After years of consistently low staff satisfaction scores for engagement, they jumped from 30 percent during the pre-design process to 90 percent in the post-design process and after completion.

“Under the old methods of design delivery, it wasn’t unusual that when providers moved in, they would want to make changes,” says John Mess, ZGF project manager. But Lean design methodology used at St. Anthony helped the team sidestep that challenge. “They were able to move right in and adapt to the new environment with no problem. Ownership was extremely engaged in every aspect—and they wanted to make sure [the facility] embodied the spirit and the heart of the community.”

 

SIDEBAR: Smart savings
An overall $74 million investment, the new St. Anthony Hospital and MOB project totaled $45 million in construction costs alone. And to ensure the budget stayed on track, the IPD team at times got a little creative.

For example, the team rented a home in town instead of staying in a hotel, a cost-effective solution that also allowed the group to become a part of the local community. “It was one of the original mayors of Pendleton’s old houses,” says Mark Gesinger, ZGF medical programmer. The team used the house to present mock-ups of the in-progress design to the public.

Collocating on-site one week each month allowed designers, ownership, board members, and contractors to communicate and resolve issues quickly and efficiently, too.

For example, the team discovered that native soil on the site didn’t have adequate bearing capacity, says Randy Boettcher, senior project manager for Sellen Construction, “which required over-excavating down through the unsuitable soil about 10 feet to get to the bedrock-bearing layer and backfill with structural fill to build on.” It also meant the removal of 90,000 yards of soil.

The solution?
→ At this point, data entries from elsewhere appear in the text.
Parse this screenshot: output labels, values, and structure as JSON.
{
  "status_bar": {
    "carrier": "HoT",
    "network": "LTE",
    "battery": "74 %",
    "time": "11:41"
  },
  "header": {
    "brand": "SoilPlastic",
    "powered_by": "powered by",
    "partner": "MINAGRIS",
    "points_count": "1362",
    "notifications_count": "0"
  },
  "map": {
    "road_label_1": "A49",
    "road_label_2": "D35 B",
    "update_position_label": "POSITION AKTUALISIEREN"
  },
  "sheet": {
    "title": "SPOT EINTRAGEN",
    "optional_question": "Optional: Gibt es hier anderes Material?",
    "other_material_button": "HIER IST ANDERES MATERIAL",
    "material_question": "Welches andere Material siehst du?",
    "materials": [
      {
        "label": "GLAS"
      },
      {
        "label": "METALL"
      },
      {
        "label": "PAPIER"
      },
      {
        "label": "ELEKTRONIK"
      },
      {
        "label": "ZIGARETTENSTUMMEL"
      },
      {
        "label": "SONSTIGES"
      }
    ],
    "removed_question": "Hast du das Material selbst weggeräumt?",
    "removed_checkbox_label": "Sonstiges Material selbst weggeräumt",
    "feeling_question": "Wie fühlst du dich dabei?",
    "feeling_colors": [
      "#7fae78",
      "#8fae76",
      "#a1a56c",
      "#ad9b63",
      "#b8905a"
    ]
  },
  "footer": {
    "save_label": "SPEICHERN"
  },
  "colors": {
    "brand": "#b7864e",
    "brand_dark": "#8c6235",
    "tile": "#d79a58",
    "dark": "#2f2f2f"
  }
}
Importing the structural fill from another construction site nearby. “There was a parceled land across the highway where bedrock was blasted and crushed, and brought onto the site under the highway through an existing culvert on a conveyor belt. That whole concept was brought to the project by a local subcontractor, and it represented significant savings compared to bringing it over from off-site via truck,” Boettcher says.

Additionally, when it was time to select a building skin, shingled slate—the kind traditionally used as a roofing material for residential homes—was proposed. “The mechanically fastened slate facilitated staying on schedule, and completing the skin during those winter months, when it could have been problematic had it been masonry,” adds Boettcher. Not only did the material turn out to be a cost-effective option, but it’s also become a defining feature of the building.

Combined, these decisions saved an estimated $1.2 million and four months off of the projected schedule.